Research for "bulk evaluation" functionality

toddbaert commented 2 years ago

We should do a quick survey of some of the vendor SDKs and open source solutions in terms of a means of getting many flags/values in a single API call. If this seems like something that could be reasonably implemented in most providers, and it's something we could abstract, we can consider adding it to the spec.

Definition of done:

markdown doc containing comparison of a few SDKs/APIs
summary of possible challenges in implementation
issue opened in spec repo to implement, if it's something we decide we can support

beeme1mr commented 2 years ago

Would this be equivalent to a bulk flag evaluation or is this something different?

toddbaert commented 2 years ago

Would this be equivalent to a bulk flag evaluation or is this something different?

Same thing.

thomaspoignant commented 2 years ago

For the context this would be mostly used by frontend/mobile SDK

InTheCloudDan commented 2 years ago

This has evaluation implications for LaunchDarkly. Overall we strongly recommend customers to not use it. There's only a few specific use cases it should be done in because overall it generates more headaches than it fixes for seeing if flags are active.

justinabrahms commented 2 years ago

Chatted about this today and the API we discussed was something akin to:

bulkFetch({"key1": false, "key2": "value"} and this be optional for providers to implement.
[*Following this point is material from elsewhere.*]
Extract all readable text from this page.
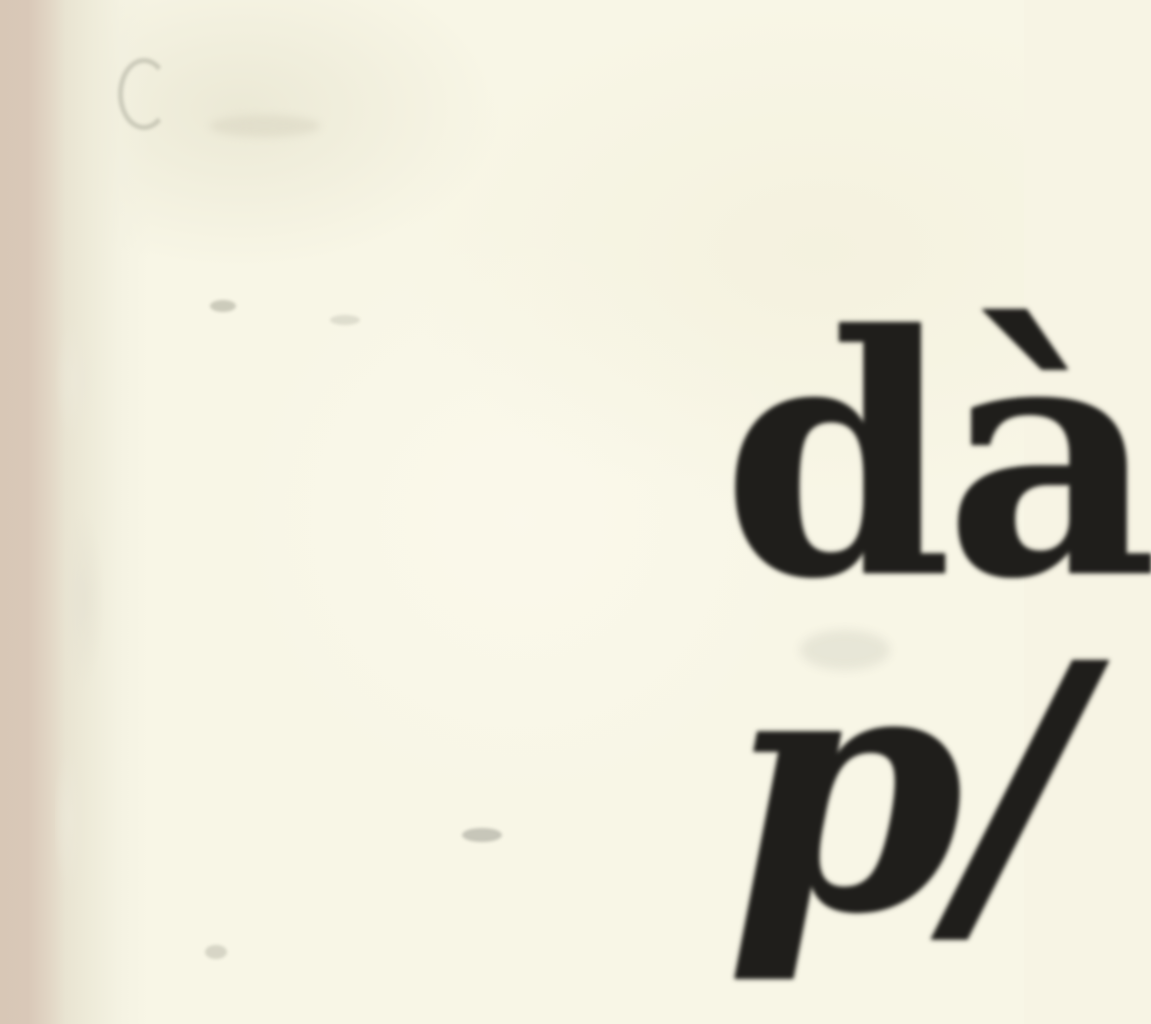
dà

p/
We would not provide a default implementation b/c of the terrifying performance concerns.

We also talked about how in some languages we could represent the key value pairs as a proper object which may unlock some other interesting use-cases.

kyle-ssg commented 1 year ago

Hi all, from a frontend developer perspective I thought I'd add my 2 cents to this:

In pretty much all cases I’ve seen, a frontend application (some SSR with frameworks like next or compiled defaults via CICD) would get the flags it needs for a page once and then the rest of the application would use that state from then on, refreshing again when it needs to. It's quite likely that a frontend page / SPA could be 20+ flags, I think that fetching these individually would be quite odd.
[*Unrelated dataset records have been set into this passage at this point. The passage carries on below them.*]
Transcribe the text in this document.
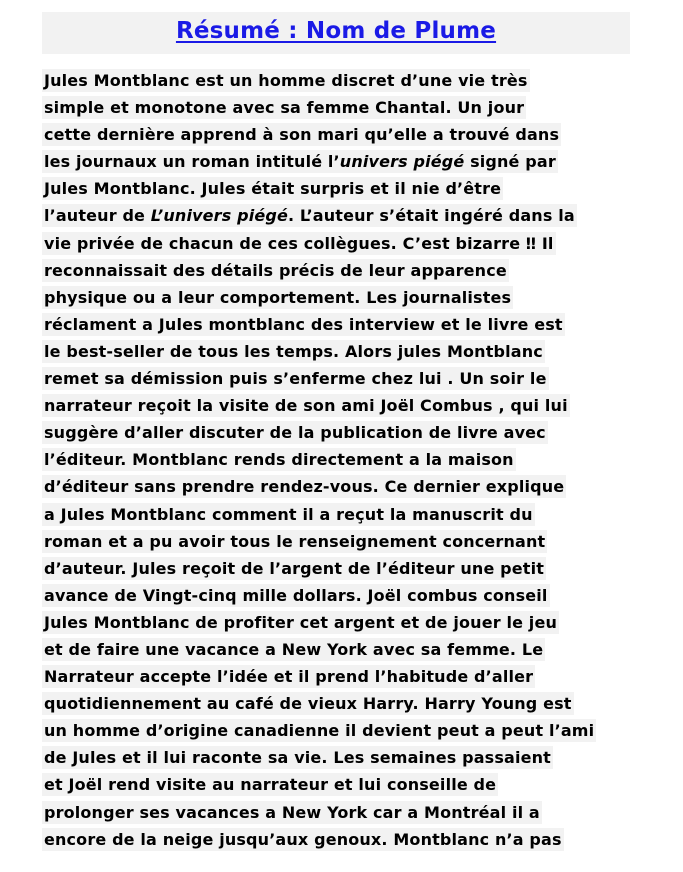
Résumé : Nom de Plume
Jules Montblanc est un homme discret d’une vie très
simple et monotone avec sa femme Chantal. Un jour
cette dernière apprend à son mari qu’elle a trouvé dans
les journaux un roman intitulé l’univers piégé signé par
Jules Montblanc. Jules était surpris et il nie d’être
l’auteur de L’univers piégé. L’auteur s’était ingéré dans la
vie privée de chacun de ces collègues. C’est bizarre ‼ Il
reconnaissait des détails précis de leur apparence
physique ou a leur comportement. Les journalistes
réclament a Jules montblanc des interview et le livre est
le best-seller de tous les temps. Alors jules Montblanc
remet sa démission puis s’enferme chez lui . Un soir le
narrateur reçoit la visite de son ami Joël Combus , qui lui
suggère d’aller discuter de la publication de livre avec
l’éditeur. Montblanc rends directement a la maison
d’éditeur sans prendre rendez-vous. Ce dernier explique
a Jules Montblanc comment il a reçut la manuscrit du
roman et a pu avoir tous le renseignement concernant
d’auteur. Jules reçoit de l’argent de l’éditeur une petit
avance de Vingt-cinq mille dollars. Joël combus conseil
Jules Montblanc de profiter cet argent et de jouer le jeu
et de faire une vacance a New York avec sa femme. Le
Narrateur accepte l’idée et il prend l’habitude d’aller
quotidiennement au café de vieux Harry. Harry Young est
un homme d’origine canadienne il devient peut a peut l’ami
de Jules et il lui raconte sa vie. Les semaines passaient
et Joël rend visite au narrateur et lui conseille de
prolonger ses vacances a New York car a Montréal il a
encore de la neige jusqu’aux genoux. Montblanc n’a pas
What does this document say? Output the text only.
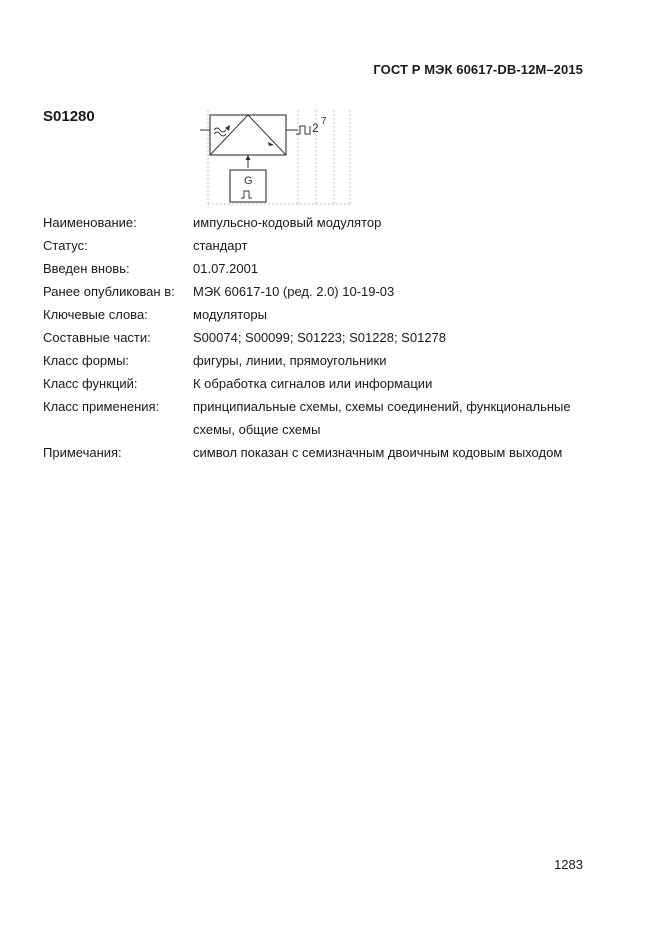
ГОСТ Р МЭК 60617-DB-12М–2015
S01280
2 7
G
Наименование:	импульсно-кодовый модулятор
Статус:	стандарт
Введен вновь:	01.07.2001
Ранее опубликован в:	МЭК 60617-10 (ред. 2.0) 10-19-03
Ключевые слова:	модуляторы
Составные части:	S00074; S00099; S01223; S01228; S01278
Класс формы:	фигуры, линии, прямоугольники
Класс функций:	К обработка сигналов или информации
Класс применения:	принципиальные схемы, схемы соединений, функциональные схемы, общие схемы
Примечания:	символ показан с семизначным двоичным кодовым выходом
1283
Also in addition to this, I don't think the approach on the frontend would necessarily be to await a bunch of flags. It would more likely to be to initialise once and access directly in a synchronous fashion.

Here's some examples of providers doing this, all of them asynchronously initialise their SDKs and then evaluate flags synchronously:

Flagsmith https://docs.flagsmith.com/clients/javascript#example-initialising-the-sdk

  await flagsmith.init(...);
  const flagValue = flagsmith.getValue('my_feature_key', {fallback: 'default value'});

Launch Darkly https://docs.launchdarkly.com/sdk/client-side/javascript#initializing-the-client

  await client.waitUntilReady(...);
  const flagValue = client.variation('my_feature_key', 'default value');

Cloudbees https://docs.cloudbees.com/docs/cloudbees-feature-management/latest/getting-started/javascript-ssr-sdk#_installing_javascript_ssr_sdk

  await Rox.setup(...);
  const flagValue = flags.my_feature_key.getValue();

moredip commented 1 year ago

It seems that there are two potentially separate design choices that we're discussing here.

Should we allow bulk evaluation
Should we allow synchronous evaluation

We should be careful to not get those two decisions conflated.

I get that they're related - in order to achieve synchronous evaluation we'd likely want some version of bulk evaluation - but we should still be treating them as separate deisions.

moredip commented 1 year ago

Regarding bulk evaluation, we will need to think about how that intersects with analytics. Flag management platforms typically want to capture an analytics event whenever a flag is evaluated, as a way of tracking flag usage (to detect stale flags) and as a cheap way to instrument multivariate experiments. If a client evaluates all flags at once then we'll probably want some other way to detect when a specific flag is actually used.

dabeeeenster commented 1 year ago

I can't speak for other providers, but the way Flagsmith works is that there are 2 discrete stages.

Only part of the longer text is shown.